Ketosis can help you sleep better or get more efficient sleep and give you more energy throughout the day. This can lead to a much more stable mood.

Lastly, one other benefit I want to touch on is performance. There is some really cool research going into athletic performance. For endurance athletes, sugar only gets you part way through a marathon before you have to add energy with gels or some other source. Put simply, sugar gets you 2000 calories to burn, but even in a lean athlete, fat gets you upwards of 40,000 calories to burn, if you can access your fat, you can perform, essentially, forever.

So, how do you get into ketosis? The general rule is to flip the food pyramid upside down. Less than 20g carbohydrates per day will get almost everyone in ketosis. This is what Dr. Atkins called the “induction” phase in his diet. You actually don’t need any carbohydrates at all, but you can have up to 20g per day. The ones you get should be from vegetable sources, not from grains, sugars or probably even fruit. You can test your blood sugar and see your personal tolerance, if you are not metabolically damaged, you might be able to handle more than 20g. The trick is to test your blood sugar after a meal, after 2 hours it should return to your fasting level, if it doesn’t, you’ve exceeded your threshold.

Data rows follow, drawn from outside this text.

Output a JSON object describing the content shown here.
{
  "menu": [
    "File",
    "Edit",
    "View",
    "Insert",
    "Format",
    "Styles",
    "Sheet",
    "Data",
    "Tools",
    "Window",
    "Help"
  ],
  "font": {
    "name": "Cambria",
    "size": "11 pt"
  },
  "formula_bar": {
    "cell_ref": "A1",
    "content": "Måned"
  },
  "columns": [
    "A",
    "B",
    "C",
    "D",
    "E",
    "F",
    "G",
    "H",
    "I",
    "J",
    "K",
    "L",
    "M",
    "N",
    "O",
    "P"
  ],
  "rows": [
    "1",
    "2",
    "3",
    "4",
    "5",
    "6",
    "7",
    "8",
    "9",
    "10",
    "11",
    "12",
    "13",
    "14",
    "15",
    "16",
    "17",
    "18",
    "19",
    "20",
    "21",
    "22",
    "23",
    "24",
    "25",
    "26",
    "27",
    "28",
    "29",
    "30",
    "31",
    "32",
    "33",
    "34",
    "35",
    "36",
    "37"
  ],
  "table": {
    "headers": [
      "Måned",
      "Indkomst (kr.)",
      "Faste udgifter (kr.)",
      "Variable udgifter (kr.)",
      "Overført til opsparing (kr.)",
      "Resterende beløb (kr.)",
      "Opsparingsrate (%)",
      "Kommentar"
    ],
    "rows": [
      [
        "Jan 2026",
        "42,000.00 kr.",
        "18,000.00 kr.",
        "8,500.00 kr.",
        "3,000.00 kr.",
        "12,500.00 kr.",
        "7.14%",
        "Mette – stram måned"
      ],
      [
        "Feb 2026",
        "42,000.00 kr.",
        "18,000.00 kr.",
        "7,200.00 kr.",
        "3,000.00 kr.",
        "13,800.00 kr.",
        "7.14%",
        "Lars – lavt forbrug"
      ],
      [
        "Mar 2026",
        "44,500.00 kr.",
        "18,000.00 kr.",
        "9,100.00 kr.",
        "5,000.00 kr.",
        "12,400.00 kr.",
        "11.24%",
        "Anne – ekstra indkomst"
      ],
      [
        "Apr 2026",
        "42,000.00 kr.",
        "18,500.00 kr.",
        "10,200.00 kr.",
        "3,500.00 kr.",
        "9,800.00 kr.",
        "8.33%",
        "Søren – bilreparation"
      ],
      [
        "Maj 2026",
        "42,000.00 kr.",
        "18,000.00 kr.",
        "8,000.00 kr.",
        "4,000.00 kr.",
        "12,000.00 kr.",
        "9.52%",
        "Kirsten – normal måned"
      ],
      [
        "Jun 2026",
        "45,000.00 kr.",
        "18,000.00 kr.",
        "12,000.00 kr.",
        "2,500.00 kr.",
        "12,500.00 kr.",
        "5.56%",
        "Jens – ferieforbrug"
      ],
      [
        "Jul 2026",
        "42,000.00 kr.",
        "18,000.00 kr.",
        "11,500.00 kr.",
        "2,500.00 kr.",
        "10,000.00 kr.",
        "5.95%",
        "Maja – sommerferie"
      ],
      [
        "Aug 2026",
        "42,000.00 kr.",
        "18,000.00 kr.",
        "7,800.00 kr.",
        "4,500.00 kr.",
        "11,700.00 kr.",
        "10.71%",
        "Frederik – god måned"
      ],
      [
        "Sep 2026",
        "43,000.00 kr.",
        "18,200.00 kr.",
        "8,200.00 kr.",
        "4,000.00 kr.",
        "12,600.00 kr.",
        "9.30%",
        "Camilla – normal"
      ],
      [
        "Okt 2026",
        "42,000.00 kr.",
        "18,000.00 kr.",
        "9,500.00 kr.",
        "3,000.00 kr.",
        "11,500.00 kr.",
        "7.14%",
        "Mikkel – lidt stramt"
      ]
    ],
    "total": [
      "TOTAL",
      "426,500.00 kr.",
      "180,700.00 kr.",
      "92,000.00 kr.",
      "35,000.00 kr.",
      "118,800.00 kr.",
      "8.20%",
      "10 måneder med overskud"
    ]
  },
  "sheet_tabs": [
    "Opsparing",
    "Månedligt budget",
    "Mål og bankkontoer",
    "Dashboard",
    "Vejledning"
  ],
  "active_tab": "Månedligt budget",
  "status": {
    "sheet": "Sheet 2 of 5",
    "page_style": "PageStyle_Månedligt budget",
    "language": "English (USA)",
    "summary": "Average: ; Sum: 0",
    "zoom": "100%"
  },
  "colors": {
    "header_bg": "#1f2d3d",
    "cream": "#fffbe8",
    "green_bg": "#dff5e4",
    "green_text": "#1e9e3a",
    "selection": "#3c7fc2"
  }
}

It takes a little while, sometimes even a few weeks to adapt to burning fat instead of sugar, and if you don’t keep your electrolytes in check, you can feel sick, known as the keto-flu. Adding some potassium and magnesium might be necessary to stave off the headaches that come. Beware that sugar cravings can last much longer than a few weeks, but you have to stay strong and more fat can keep them at bay.

Sometimes the ketogenic diet is referred to as LCHF, but it is worth adding “moderate protein” in there. You want most of your intake to be fat, 70-90% fat. Protein is necessary, but your body has a nasty tendency to convert excess protein to glucose in a fancy process called gluconeogensis so you don’t want to consume more than your body needs. Beef tends to have a good profile of fat to protein, bacon is also a winner, but things like chicken breasts are too lean and can get you too much protein if you aren’t careful. A guideline for protein is somewhere around 1g per kg of lean body mass, if you have access to a scale which shows you body fat percentage, you can subtract out the fat portion to get your lean body mass to figure that out.

One last thing, it is important to test for ketosis. Urine strips can give you a rough idea at least at the beginning and they are cheap. There’s a breath meter called Ketonix available for about $100, it is not precise, but gives you an idea if you are metabolizing fat. The gold standard is to use a blood test. If you don’t test, you won’t know if you are in ketosis. That doesn’t mean you won’t get benefits from healthier eating but I find it’s the only way to stay honest with myself with how I’m eating.